Alex met his gaze. No judgment stained his two-tone eyes; just cold resolve. “He will do as he wishes, as always.”
“And me?”
“I assume you will also remain on Earth with whatever Earth female you marry.”
“And if I don’t?”
They quit playing around with making their self-destruct plans and stared at him.
“What are you waiting for?” Amber asked bluntly.
Steady Jasper also frowned in confusion. “You have no particular female you want and a plethora of willing lovers. It should be easy to secure a bride.”
“It’s not that easy.”
“You have a lot of women,” Alex agreed.
“The most of any dragon shifter,” Kyan said.
“A shocking number,” Alex said.
“Hey,” he said. “They come to me.”
“So don’t be lazy,” Amber said, chiming in. “It might take more time and effort to secure a female than you think.”
“Or I could not bother,” he said. “Become the Empress’s consort.”
Now they stared at him with shock. It was almost insulting. They accepted his suggestion to burn down the company like it meant nothing and then they looked like the world was ending when he said he’d marry the Empress.

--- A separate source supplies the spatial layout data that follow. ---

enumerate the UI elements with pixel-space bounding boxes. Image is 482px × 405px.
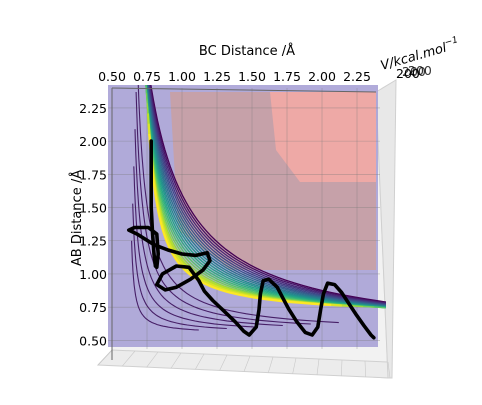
floor-gridline-2 <box>146 351 159 368</box>
floor-gridline-11 <box>364 360 366 377</box>
contour-line-6 <box>146 85 386 307</box>
x-tick-label: 1.50 <box>238 69 266 84</box>
floor-gridline-4 <box>195 353 205 370</box>
floor-gridline-10 <box>341 359 343 376</box>
floor-gridline-1 <box>122 350 136 367</box>
contour-line-11 <box>145 85 386 308</box>
y-tick-label: 2.00 <box>79 134 107 149</box>
floor-gridline-8 <box>292 357 297 374</box>
y-tick-labels: 0.50 0.75 1.00 1.25 1.50 1.75 2.00 2.25 <box>79 101 107 348</box>
x-tick-label: 0.75 <box>133 69 161 84</box>
valley-contour-line-5 <box>131 240 199 331</box>
z-tick-label: 200 <box>396 66 420 81</box>
x-tick-label: 1.00 <box>168 69 196 84</box>
y-tick-label: 0.50 <box>79 333 107 348</box>
y-tick-label: 1.75 <box>79 167 107 182</box>
floor-gridline-12 <box>387 361 391 379</box>
valley-contour-line-2 <box>134 129 283 327</box>
floor-gridline-9 <box>316 358 320 375</box>
y-tick-label: 1.50 <box>79 201 107 216</box>
z-axis: 200 200 200 V/kcal.mol−1 <box>379 35 460 81</box>
top-axis-spine <box>111 87 377 93</box>
y-tick-label: 0.75 <box>79 300 107 315</box>
floor-gridline-3 <box>170 352 182 369</box>
y-tick-label: 2.25 <box>79 101 107 116</box>
x-tick-label: 2.25 <box>343 69 371 84</box>
contour-line-2 <box>148 85 386 304</box>
z-axis-label-exponent: −1 <box>444 35 460 48</box>
contour-line-12 <box>145 85 386 309</box>
x-tick-label: 2.00 <box>308 69 336 84</box>
valley-contour-line-4 <box>132 203 227 330</box>
x-tick-label: 1.75 <box>273 69 301 84</box>
contour-line-3 <box>148 85 386 305</box>
floor-gridline-6 <box>243 355 251 372</box>
x-tick-labels: 0.50 0.75 1.00 1.25 1.50 1.75 2.00 2.25 <box>98 69 371 84</box>
x-tick-label: 0.50 <box>98 69 126 84</box>
z-tick-label-overlap: 200 <box>408 63 432 78</box>
z-tick-label-overlap: 200 <box>402 64 426 79</box>
floor-gridline-0 <box>97 349 113 366</box>
floor-gridline-7 <box>268 356 274 373</box>
valley-contour-line-1 <box>135 91 311 325</box>
y-tick-label: 1.25 <box>79 234 107 249</box>
valley-contour-line-0 <box>137 85 339 324</box>
floor-gridline-5 <box>219 354 228 371</box>
x-axis-label: BC Distance /Å <box>199 43 295 59</box>
y-axis-label: AB Distance /Å <box>69 170 85 266</box>
side-pane <box>375 79 397 379</box>
floor-gridlines <box>97 349 391 379</box>
x-tick-label: 1.25 <box>203 69 231 84</box>
y-tick-label: 1.00 <box>79 267 107 282</box>
trajectory-line <box>127 139 376 340</box>
surface-peak-region <box>270 92 376 182</box>
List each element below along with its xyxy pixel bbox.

Amber finally said aloud what they were all clearly thinking. “Do you have a death wish?”
He shrugged one shoulder. The rush of familiar adrenaline crackled under his skin, radioactive. “I’d be an aristocrat.”
“You hate aristocrats.”
“But as the highest one, I could order the rest around.”
Amber frowned. “You won’t last a week.”
“Aw, come on. Worried about the Empress? I know how to please females.”
Jasper and Alex both shook their heads furiously. Kyan looked at his phone as if he’d just received an urgent security call.
“She’s barely female,” Alex finally said.
At the same time, Amber made an un-dragonlike snort of disbelief. “You? Please females?”